Cognitive subtypes can be empirically identified in otherwise heterogeneous samples of memory clinic patients and largely confirm current strategies to distinguish between amnestic and nonamnestic impairment. Studying more homogeneous cognitive subtypes may improve understanding of disease mechanisms and outcomes.
在无痴呆的记忆门诊患者中确定离散认知亚型的存在,并检验其预后价值。
在一项对 635 名无痴呆症、在马斯特里赫特或阿姆斯特丹阿尔茨海默病中心就诊的患者的回顾性队列研究中,基于即时和延迟记忆回忆、延迟识别、信息处理速度、注意力、词语流畅性和执行功能,使用潜在剖面分析确定认知亚型。使用加权 Cox 比例风险模型对混杂因素进行调整后,检验痴呆时间。

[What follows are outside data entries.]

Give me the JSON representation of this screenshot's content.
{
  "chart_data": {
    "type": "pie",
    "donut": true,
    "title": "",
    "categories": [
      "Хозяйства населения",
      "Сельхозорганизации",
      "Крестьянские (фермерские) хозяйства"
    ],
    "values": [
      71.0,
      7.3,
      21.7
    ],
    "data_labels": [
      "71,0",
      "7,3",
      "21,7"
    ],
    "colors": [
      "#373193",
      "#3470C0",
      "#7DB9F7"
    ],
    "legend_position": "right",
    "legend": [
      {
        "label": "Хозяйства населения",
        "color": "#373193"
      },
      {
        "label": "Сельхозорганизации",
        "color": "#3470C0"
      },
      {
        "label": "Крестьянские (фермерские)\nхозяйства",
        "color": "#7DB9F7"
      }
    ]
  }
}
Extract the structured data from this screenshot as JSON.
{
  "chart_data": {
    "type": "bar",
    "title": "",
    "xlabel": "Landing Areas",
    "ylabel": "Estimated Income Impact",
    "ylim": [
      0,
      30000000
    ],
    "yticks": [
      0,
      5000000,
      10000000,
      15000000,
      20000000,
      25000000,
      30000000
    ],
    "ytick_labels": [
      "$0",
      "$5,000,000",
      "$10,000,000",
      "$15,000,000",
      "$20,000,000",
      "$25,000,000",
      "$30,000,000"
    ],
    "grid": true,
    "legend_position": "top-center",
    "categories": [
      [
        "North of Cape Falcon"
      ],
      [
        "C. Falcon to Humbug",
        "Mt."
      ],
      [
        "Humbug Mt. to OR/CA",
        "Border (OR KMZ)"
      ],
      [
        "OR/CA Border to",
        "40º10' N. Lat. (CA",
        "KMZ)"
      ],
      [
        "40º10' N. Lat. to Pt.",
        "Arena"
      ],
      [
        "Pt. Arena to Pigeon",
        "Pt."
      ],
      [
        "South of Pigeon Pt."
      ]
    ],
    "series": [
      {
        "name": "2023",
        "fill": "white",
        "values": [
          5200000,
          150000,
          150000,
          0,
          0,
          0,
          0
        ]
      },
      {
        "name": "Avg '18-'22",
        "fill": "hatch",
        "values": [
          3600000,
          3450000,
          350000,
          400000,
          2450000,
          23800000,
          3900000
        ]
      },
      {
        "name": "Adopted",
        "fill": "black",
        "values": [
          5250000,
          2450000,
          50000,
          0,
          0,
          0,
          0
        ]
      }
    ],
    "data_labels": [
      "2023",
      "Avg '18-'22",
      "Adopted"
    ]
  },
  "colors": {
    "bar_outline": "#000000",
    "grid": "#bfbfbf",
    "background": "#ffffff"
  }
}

五种潜在类别代表了具有高正常认知(15%)、低正常认知(37%)、回忆性原发性记忆障碍(MI)(36%)、回忆和识别性记忆障碍(MI+)(5%)和原发性非记忆障碍(NMI)(6%)的参与者。与低正常认知相比,NMI 患者痴呆的风险最高(风险比[HR] = 5.94,95%置信区间[CI] = 3.46-10.18),其次是 MI(HR = 3.05,95% CI = 2.09-4.46)和 MI+(HR = 3.26,95% CI = 1.72-6.17),而高正常认知患者的风险最低(HR = 0.24,95% CI = 0.07-0.80)。亚型进一步显示与痴呆类型的不同关系,MI 和 MI+最常转化为阿尔茨海默病型痴呆,NMI 转化为其他形式的痴呆。
可以在无痴呆的记忆门诊患者的异质样本中经验性地确定认知亚型,并且在很大程度上证实了当前区分遗忘型和非遗忘型损伤的策略。研究更同质的认知亚型可能会提高对疾病机制和结果的理解。